NATO oil supplies via Pakistan resume
05 September, 2013
PESHAWAR: Overland oil shipments to NATO troops in landlocked Afghanistan resumed through Pakistan on Wednesday under tighter security after a five-month suspension due to attacks, Pakistani officials said.
Pakistani contractors had stopped driving oil supplies from the port of Karachi on the Arabian Sea to the Torkham crossing on the Afghan border due to frequent attacks on their vehicles.
"We resumed these supplies from today after hiring the services of a private firm, which will provide security to our convoys from Karachi to Torkham," contractor Azad Khan Afridi told AFP.
He said contractors had suspended supplies after the government refused to provide them with extra security.
Four oil tankers on Wednesday crossed the border into Afghanistan, a senior Pakistani official later told AFP. He said it was the first delivery since March.
Paramilitary Frontier Corps troops also escorted the tankers to the border, Afridi said.
A local administration official, Miraj Khan, and a local intelligence official also confirmed resumption of supplies.
From November 2011 to July 2012, Pakistan shut its Afghan border to all overland NATO traffic after botched US air raids killed 24 Pakistani troops.
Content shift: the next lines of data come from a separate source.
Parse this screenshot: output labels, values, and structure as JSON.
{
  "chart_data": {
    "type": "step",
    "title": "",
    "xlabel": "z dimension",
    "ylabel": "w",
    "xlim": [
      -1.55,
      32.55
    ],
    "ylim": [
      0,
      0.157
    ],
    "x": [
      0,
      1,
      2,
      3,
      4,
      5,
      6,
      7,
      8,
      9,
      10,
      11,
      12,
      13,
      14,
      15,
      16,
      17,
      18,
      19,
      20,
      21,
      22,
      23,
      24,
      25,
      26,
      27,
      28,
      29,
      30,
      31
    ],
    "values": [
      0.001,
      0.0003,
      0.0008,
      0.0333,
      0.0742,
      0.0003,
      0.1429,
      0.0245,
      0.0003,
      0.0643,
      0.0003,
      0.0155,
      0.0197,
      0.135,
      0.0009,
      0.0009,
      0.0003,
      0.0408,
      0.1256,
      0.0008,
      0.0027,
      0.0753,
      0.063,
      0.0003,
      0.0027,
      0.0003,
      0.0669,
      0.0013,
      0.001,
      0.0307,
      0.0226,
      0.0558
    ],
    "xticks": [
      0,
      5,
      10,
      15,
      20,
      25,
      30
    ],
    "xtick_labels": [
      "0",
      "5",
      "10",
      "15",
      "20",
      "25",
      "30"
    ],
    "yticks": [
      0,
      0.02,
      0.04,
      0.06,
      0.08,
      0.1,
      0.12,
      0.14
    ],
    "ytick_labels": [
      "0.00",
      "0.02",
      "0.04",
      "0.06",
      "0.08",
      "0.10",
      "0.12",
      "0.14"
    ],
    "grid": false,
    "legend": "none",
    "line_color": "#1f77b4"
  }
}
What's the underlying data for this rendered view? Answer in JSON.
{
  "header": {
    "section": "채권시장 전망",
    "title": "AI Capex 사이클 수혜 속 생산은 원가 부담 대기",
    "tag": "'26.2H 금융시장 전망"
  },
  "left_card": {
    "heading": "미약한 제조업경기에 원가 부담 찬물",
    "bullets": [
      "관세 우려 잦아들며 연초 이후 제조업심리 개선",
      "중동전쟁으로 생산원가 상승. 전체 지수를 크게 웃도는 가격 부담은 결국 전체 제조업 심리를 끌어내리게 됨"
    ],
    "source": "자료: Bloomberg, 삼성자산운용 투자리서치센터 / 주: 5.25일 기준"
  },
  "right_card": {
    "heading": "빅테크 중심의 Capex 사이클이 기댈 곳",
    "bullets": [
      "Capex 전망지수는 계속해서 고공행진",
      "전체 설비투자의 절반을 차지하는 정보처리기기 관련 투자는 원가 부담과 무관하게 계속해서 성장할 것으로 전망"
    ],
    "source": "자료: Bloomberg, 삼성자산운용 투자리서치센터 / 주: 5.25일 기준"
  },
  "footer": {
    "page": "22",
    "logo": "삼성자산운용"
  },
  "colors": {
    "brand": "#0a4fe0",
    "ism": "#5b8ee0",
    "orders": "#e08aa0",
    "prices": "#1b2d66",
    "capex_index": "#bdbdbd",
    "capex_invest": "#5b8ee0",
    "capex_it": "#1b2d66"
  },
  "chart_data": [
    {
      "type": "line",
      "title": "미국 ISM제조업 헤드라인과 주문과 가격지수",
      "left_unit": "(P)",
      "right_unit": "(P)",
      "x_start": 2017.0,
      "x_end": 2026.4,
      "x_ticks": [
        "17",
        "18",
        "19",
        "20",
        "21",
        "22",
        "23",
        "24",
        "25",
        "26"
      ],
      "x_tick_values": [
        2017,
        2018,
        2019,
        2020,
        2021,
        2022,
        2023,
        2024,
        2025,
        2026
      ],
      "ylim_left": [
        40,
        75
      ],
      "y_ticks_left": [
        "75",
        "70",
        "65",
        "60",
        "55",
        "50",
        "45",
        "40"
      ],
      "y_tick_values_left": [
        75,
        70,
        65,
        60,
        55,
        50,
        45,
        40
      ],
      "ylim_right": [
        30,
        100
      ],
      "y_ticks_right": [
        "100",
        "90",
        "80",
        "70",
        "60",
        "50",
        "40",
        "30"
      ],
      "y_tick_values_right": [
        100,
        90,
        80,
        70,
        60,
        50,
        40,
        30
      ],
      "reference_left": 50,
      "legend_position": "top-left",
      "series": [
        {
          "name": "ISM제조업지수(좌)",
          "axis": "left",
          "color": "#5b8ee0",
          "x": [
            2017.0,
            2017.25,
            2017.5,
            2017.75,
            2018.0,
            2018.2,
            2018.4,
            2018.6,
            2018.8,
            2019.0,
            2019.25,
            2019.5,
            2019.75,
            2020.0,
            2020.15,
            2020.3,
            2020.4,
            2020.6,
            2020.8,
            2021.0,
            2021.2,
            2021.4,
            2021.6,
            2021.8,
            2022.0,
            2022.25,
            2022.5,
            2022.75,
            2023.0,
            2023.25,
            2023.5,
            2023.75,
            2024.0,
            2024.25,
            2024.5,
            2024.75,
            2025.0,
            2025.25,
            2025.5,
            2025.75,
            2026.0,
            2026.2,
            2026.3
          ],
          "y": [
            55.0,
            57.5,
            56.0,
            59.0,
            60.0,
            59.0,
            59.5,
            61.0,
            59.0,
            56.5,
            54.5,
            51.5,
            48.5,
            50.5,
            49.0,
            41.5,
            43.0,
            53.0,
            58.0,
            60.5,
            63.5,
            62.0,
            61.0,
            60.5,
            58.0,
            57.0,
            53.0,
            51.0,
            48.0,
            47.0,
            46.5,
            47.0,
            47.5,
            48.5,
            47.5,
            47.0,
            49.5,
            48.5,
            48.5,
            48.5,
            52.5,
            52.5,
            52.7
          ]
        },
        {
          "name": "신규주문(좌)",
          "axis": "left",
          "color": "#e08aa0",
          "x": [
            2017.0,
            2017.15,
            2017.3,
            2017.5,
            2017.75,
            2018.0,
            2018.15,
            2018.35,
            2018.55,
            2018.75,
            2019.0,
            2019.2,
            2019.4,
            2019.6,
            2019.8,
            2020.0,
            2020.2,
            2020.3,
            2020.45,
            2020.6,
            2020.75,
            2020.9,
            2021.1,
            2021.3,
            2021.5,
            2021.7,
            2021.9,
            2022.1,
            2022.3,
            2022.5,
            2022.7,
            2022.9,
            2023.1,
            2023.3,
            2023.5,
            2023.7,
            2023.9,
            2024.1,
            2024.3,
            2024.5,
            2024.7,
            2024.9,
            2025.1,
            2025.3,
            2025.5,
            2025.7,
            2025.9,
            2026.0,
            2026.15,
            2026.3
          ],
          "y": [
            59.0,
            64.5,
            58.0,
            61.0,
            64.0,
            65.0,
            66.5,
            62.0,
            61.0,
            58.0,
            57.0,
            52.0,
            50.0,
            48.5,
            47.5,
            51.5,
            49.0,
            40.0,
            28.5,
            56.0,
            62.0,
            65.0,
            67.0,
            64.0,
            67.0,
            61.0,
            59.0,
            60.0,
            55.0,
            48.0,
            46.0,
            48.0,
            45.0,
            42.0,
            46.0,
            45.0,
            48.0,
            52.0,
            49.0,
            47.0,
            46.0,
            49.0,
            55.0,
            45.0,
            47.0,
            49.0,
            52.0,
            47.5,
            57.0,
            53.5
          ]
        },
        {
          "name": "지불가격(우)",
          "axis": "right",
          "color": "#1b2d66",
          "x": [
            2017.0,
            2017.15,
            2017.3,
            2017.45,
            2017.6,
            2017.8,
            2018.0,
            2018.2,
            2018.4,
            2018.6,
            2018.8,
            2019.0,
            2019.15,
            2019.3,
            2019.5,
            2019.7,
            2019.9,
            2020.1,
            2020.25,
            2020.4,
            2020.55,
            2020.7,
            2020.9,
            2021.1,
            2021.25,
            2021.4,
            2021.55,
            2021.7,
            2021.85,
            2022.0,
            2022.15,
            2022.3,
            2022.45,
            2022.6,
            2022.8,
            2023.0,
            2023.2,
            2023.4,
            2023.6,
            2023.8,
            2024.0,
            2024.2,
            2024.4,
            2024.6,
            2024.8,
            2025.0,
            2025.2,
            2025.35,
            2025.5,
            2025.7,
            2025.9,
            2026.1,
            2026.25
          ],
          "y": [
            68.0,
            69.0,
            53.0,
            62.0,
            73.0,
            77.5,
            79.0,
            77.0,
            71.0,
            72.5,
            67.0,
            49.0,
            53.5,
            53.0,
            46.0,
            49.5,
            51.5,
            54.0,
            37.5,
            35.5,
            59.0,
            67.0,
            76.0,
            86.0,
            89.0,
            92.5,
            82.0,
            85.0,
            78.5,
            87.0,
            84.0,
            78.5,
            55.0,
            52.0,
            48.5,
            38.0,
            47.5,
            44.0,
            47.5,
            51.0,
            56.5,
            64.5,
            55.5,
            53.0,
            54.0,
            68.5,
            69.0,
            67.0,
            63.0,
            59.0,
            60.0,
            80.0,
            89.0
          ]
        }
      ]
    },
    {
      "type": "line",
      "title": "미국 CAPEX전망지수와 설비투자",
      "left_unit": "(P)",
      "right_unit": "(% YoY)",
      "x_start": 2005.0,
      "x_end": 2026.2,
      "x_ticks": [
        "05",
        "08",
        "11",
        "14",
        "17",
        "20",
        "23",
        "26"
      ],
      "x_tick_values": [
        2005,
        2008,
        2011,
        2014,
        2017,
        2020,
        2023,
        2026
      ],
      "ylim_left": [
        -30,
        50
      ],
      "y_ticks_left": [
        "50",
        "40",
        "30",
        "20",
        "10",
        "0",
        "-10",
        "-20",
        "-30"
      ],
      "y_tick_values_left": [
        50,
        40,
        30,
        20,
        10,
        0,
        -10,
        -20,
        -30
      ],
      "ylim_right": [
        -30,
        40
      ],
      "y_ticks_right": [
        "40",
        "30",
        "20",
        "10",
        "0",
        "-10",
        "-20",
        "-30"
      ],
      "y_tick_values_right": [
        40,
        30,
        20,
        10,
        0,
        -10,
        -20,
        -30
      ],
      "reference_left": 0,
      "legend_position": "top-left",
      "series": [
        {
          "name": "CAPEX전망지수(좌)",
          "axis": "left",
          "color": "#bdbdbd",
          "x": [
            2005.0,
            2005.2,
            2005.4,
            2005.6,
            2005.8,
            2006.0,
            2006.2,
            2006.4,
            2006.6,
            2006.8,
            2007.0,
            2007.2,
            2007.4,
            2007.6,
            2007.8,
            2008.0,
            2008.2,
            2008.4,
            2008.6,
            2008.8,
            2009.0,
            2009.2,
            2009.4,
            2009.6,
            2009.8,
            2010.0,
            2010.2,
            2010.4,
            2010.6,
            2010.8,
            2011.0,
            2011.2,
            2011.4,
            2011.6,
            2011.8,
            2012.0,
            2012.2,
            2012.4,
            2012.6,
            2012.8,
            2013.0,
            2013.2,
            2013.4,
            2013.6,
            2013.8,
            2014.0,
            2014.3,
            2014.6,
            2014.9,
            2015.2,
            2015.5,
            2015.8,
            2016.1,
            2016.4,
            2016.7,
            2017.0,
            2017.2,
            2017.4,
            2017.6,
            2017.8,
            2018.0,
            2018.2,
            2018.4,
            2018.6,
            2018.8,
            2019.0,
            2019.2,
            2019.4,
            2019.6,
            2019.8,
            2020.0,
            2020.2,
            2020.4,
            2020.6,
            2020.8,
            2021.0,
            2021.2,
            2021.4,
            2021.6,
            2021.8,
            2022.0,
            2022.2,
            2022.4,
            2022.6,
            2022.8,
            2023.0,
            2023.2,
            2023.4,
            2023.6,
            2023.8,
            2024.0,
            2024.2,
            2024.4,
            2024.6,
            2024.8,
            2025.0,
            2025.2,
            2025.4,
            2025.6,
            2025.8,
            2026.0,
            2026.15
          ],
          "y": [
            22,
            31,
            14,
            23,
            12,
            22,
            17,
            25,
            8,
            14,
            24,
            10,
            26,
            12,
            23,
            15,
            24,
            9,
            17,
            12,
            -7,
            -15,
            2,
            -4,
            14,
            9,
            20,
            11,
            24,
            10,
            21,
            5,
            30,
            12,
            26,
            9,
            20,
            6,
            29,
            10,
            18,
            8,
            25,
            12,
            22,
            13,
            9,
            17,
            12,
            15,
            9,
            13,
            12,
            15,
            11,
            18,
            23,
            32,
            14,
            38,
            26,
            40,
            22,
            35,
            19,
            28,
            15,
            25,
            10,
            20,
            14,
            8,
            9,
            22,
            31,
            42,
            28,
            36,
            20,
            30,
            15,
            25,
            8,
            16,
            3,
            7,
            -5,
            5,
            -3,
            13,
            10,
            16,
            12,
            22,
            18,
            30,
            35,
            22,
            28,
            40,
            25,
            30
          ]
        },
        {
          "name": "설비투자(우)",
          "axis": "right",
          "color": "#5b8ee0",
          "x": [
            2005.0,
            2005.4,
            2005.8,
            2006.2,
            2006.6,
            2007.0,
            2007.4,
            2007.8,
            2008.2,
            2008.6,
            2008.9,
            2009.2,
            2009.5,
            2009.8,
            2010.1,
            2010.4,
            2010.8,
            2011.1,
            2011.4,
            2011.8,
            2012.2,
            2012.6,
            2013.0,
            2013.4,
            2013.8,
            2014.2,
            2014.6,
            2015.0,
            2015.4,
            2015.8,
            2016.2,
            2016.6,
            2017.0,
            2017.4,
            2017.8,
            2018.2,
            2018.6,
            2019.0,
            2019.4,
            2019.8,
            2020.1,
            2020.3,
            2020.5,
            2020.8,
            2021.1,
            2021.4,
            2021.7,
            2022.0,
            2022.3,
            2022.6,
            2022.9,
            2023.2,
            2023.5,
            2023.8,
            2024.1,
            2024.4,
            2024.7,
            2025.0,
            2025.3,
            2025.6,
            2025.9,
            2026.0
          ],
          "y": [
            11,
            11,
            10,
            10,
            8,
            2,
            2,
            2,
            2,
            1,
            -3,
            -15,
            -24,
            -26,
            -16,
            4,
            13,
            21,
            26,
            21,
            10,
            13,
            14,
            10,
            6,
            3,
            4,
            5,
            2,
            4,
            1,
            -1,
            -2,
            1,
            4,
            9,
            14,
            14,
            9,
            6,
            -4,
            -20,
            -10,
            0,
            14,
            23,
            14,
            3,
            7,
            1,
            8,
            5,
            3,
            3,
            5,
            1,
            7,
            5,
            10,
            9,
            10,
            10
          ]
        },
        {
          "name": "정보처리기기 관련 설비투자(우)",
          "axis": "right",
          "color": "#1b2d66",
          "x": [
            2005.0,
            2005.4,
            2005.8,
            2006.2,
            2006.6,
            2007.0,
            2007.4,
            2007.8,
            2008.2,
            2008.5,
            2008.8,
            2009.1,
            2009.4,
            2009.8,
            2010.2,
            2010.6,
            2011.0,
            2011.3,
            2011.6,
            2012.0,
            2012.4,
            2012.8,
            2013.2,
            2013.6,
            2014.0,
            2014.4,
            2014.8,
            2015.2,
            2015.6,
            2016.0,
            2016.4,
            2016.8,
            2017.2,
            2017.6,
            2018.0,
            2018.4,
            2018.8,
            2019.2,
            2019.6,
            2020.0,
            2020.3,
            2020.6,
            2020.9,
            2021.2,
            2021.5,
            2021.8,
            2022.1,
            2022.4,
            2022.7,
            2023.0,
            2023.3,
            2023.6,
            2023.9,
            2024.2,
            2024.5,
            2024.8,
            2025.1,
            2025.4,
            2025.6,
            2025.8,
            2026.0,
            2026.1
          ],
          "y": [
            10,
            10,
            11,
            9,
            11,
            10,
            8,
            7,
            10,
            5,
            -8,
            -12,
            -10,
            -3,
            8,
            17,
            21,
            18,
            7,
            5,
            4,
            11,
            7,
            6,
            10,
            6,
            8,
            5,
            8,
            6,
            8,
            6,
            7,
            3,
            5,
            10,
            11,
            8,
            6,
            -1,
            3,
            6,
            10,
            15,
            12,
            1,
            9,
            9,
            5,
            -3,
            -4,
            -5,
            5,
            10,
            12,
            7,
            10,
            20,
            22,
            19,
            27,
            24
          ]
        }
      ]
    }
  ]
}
The Salala attack resulted in a deterioration of relations between Pakistan and the United States. The Pakistani public reacted with protests all over the country and the government took measures adversely affecting the US exit strategy from Afghanistan, including the evacuation of Shamsi airfield and closure of the NATO supply line.
Pakistan and the United States have signed a deal allowing NATO convoys to travel into Afghanistan until the end of 2015.